By Varshini Chellapilla
Hannah Cao, a Penn Program on Precision Medicine for the Brain (P3MB) research intern, has completed her time at the Penn Memory Center and will be moving on to Boston as a social worker at Massachusetts General Hospital.
Cao was a candidate for the master of social work at the University of Pennsylvania School of Social Policy & Practice when she joined P3MB researcher and clinical psychologist Shana Stites, PsyD, MA, MS, on the Gender’s Impact on Cognition in Older Adults (CoGenT3) study.
“Hannah is amazing,” Dr. Stites said. “She showed up uncertain about research, then took to it like a fish to water. She quickly became the cornerstone of the COGENT3 study and has been a pleasure to mentor. She’s going to continue to do great at all she does.”
Cao studied the meaning of gender in today’s world and aimed to use her research to inform her practice as a future clinical social worker. She worked to create a new measure for gender (as an alternative to the Bem-Sex Role Inventory) that can be more comprehensive, efficient and accurate for current society.
“My parents are Vietnamese refugees with very traditional views of what gender means. So, I was raised into this traditional gender ideology and I knew that would affect the way I treated people in my practice as a social worker, where I’m inevitably going to work with many people who identify in many different ways. I don’t want my biases to affect their care,” Cao said.
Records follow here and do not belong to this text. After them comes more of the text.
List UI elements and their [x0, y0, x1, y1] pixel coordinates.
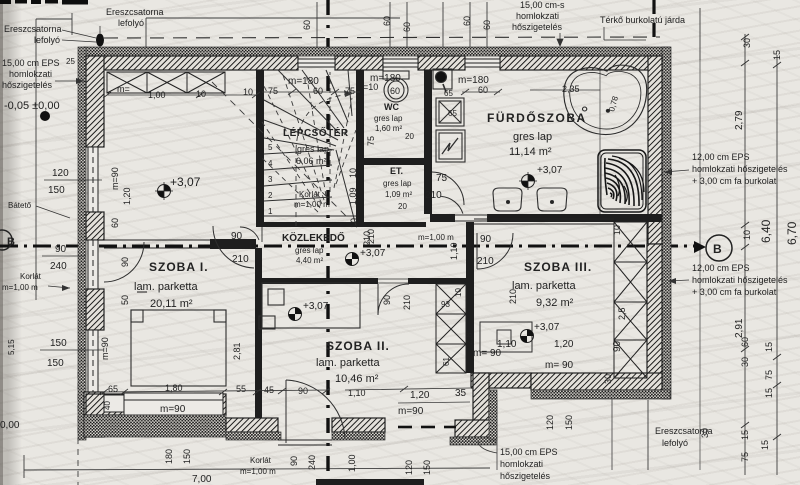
svg-text:10: 10	[454, 288, 463, 297]
svg-text:60: 60	[462, 16, 472, 26]
svg-text:Bátető: Bátető	[8, 201, 32, 210]
svg-text:5,15: 5,15	[7, 339, 16, 355]
svg-text:1,20: 1,20	[122, 187, 132, 205]
svg-text:75: 75	[740, 452, 750, 462]
svg-text:homlokzati: homlokzati	[500, 459, 543, 469]
svg-text:Korlát: Korlát	[20, 272, 42, 281]
svg-text:30: 30	[740, 357, 750, 367]
svg-text:m=1,00 m: m=1,00 m	[2, 283, 38, 292]
svg-text:1,20: 1,20	[410, 390, 430, 401]
svg-text:240: 240	[307, 455, 317, 470]
svg-text:15,00 cm EPS: 15,00 cm EPS	[2, 58, 60, 68]
svg-text:lefolyó: lefolyó	[34, 35, 60, 45]
svg-text:30: 30	[742, 38, 752, 48]
svg-text:1,00: 1,00	[347, 454, 357, 472]
svg-text:1,00: 1,00	[148, 90, 166, 100]
svg-text:10: 10	[196, 89, 206, 99]
svg-text:150: 150	[47, 358, 64, 369]
svg-text:=10: =10	[363, 82, 378, 92]
svg-text:1,10: 1,10	[497, 339, 517, 350]
svg-text:10: 10	[243, 87, 253, 97]
svg-text:SZOBA III.: SZOBA III.	[524, 260, 592, 274]
svg-text:1,09 m²: 1,09 m²	[385, 190, 412, 199]
svg-text:55: 55	[236, 384, 246, 394]
svg-text:gres lap: gres lap	[383, 179, 412, 188]
svg-text:FÜRDŐSZOBA: FÜRDŐSZOBA	[487, 110, 587, 125]
svg-text:12,00 cm EPS: 12,00 cm EPS	[692, 152, 750, 162]
svg-text:ET.: ET.	[390, 166, 403, 176]
svg-text:90: 90	[289, 456, 299, 466]
svg-text:60: 60	[302, 20, 312, 30]
svg-text:m=90: m=90	[160, 404, 186, 415]
svg-text:10: 10	[348, 168, 358, 178]
svg-text:180: 180	[164, 449, 174, 464]
svg-text:Korlát: Korlát	[250, 456, 272, 465]
svg-text:10: 10	[742, 230, 752, 240]
svg-text:gres lap: gres lap	[374, 114, 403, 123]
svg-text:lam. parketta: lam. parketta	[134, 281, 198, 293]
svg-text:homlokzati hőszigetelés: homlokzati hőszigetelés	[692, 275, 788, 285]
svg-text:150: 150	[50, 338, 67, 349]
svg-text:+ 3,00 cm fa burkolat: + 3,00 cm fa burkolat	[692, 287, 777, 297]
svg-text:150: 150	[422, 460, 432, 475]
svg-text:lefolyó: lefolyó	[662, 438, 688, 448]
svg-text:75: 75	[366, 136, 376, 146]
svg-text:+3,07: +3,07	[534, 322, 560, 333]
svg-text:m=90: m=90	[110, 167, 120, 190]
svg-text:11,14 m²: 11,14 m²	[509, 146, 552, 158]
svg-text:5: 5	[268, 143, 273, 152]
svg-text:65: 65	[108, 384, 118, 394]
svg-text:15,00 cm-s: 15,00 cm-s	[520, 0, 565, 10]
svg-text:12,00 cm EPS: 12,00 cm EPS	[692, 263, 750, 273]
svg-text:gres lap: gres lap	[297, 144, 329, 154]
svg-text:2,8: 2,8	[464, 332, 474, 345]
svg-text:lefolyó: lefolyó	[118, 18, 144, 28]
svg-text:75: 75	[345, 86, 355, 96]
svg-text:60: 60	[482, 20, 492, 30]
svg-text:B: B	[7, 236, 15, 248]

In November, Cao presented at the Alzheimer’s Association International Conference – Neuroscience Next (AAIC-NN) on how researchers measure gender and sex when conducting Alzheimer’s disease research. Read more about her presentation here.
“I’m really grateful to have worked here,” Cao said. “I think everyone at PMC is really smart, hard-working, and inspiring. Just knowing that there are these individuals who care so much about the older adult population and are involved in this work makes me feel a lot better about the future for this demographic and this field. I’m really thankful for the opportunity to have worked here.”